One of the first things many do when starting up a new WordPress website is begin building an email list. This almost always involves putting a generic sign-up form on your blog’s sidebar and either exporting your list to a service like Aweber or Mailchimp; or hooking your form up to one of those services directly. See our guide to increasing your subscribers we posted the other day.
The main benefit of those services is that they have completely mastered the art of managing email lists and sending out bulk messages, such as newsletters. The downside is that as your list increases in size so does the price. Personally, I’m ok with that. But for anyone looking for a powerful – and free – alternative I’ve yet to find anything quite so good as the Newsletter plugin.
It should be noted though that if you’re the type of person that likes to install a plugin that “just works” then this is probably not the option for you. Stick with MailChimp or Aweber. But if you don’t mind a healthy dose of customization, configuration, and testing – then the Newsletter Plugin is for you. That’s not to say it is overly difficult by any means, just that you’ll need to block out a good deal of time to get everything working just so. And for some, a free newsletter is totally worth that. So lets do this!
Once you’ve downloaded the newsletter plugin navigate to your WordPress Admin > Plugins > Add New > Upload and install the plugin. Once activated, you’ll notice a new sidebar menu titled “Newsletter”. Click there to get started.
As you can see in the image above, the Newsletter sidebar menu has several sub-sections. The first is titled Welcome and as you might expect it describes the first steps you should take, lists the various modules included and available for the plugin, as well as links to support and documentation.
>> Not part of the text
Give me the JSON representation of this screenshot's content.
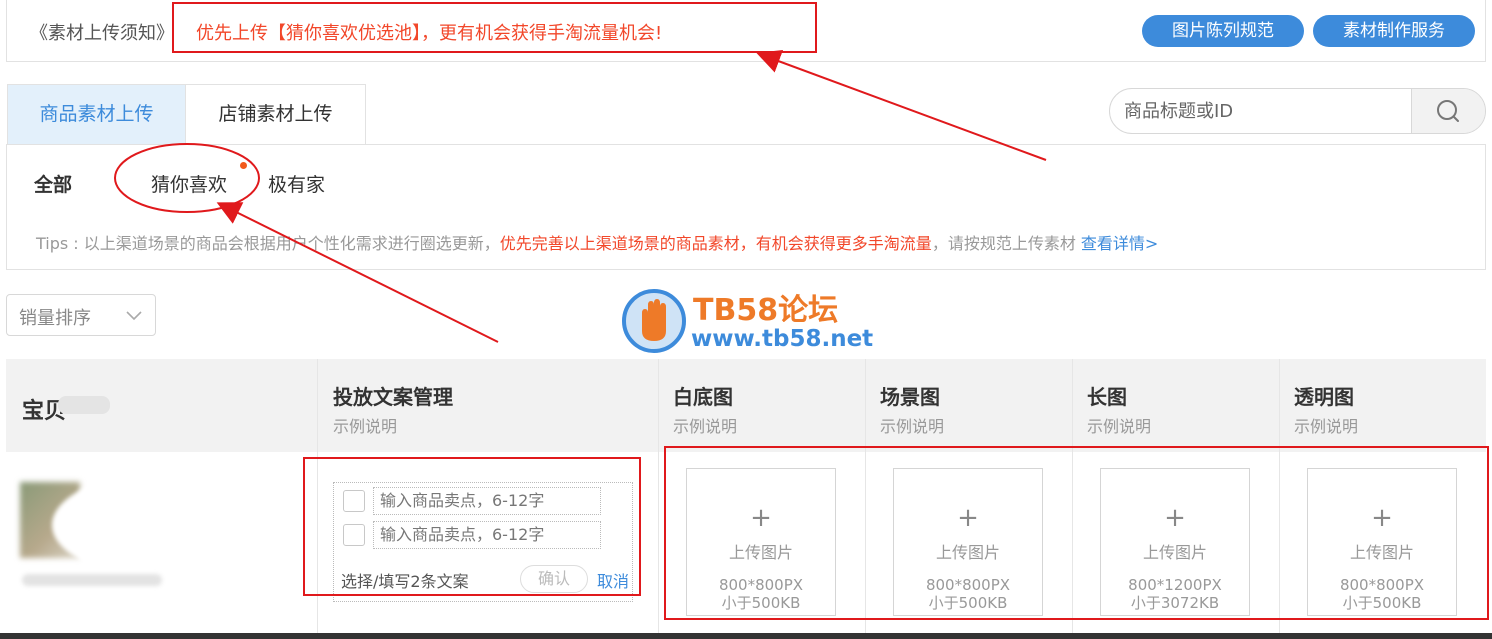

In fact because that documentation and support is so thorough this post is really only going to be a brief overview of what is possible with the Newsletter plugin, as the ins-and-outs of the plugin settings are made easily available to anyone who chooses to download and install.
The second sub-section is the configuration page. This page has four tabs: basic settings, advanced settings, smtp, and content locking. Under the basic settings tab you can set the email address and name from which your emails will appear to be sent from. You can also set your “max emails per hour” as well as return path and reply to email addresses.
In the advanced settings tab you’re able to grant Newsletter plugin access to editors, copy your API key, add custom CSS styling and choose between 8 bit and base64 encoding.
If you want to use an external SMTP, you can do that under the SMTP tab.
And if you want to lock certain types of content off from non-newsletter subscribers, you can do that on the Content Locking section. Which is a pretty neat feature if you wanted to create enticing subscriber only content.
The next sub-section is called Diagnostics. In this section you’re able to send test emails as well as view various logs (error, run, etc.) generated by the Newsletter plugin.
The next two subsections are called Subscription and Subscribers. The Subscribers section, as you would expect, is basically just a running list of everyone who’s subscribed to your newsletter(s). But under the Subscription section there’s a bit more. This is where you build subscribe/unsubscribe forms, confirmation messages/pages, and a welcome messages/page.
Finally we have the Newsletters sub-section. This is where you’re able to build the actual newsletters that will be going out to your email list. To begin click “New Message”.
Here you can select an email theme and preview what your email will look like both with that theme and as plain text. You can also create your own theme and upload it so it’ll be an option.
When you’re happy with the general look you can move on to the next step by clicking “Create the email”.
This is where you actually write and craft your newsletter. As you can see there’s a fairly standard visual text editor by default but you can also switch to an HTML source editor.
When finished you can choose to send it right away, save it for later use, or save and test.
When it’s all said and done I must admit, I’m really impressed with this plugin. For the low price of FREE it really puts a lot of power in the hands of its users. The help text throughout is very useful and the support and other documentation proved extensive as well. The only draw-back I can think of – and I didn’t get to test this thoroughly enough to know for sure – is that it seems a large list with a lot of “sends per hour” might slow down your website. But to be fair, I did not see that as a complaint in the reviews section so maybe this plugin really is too good to be true? Give it a shot let us know what you think!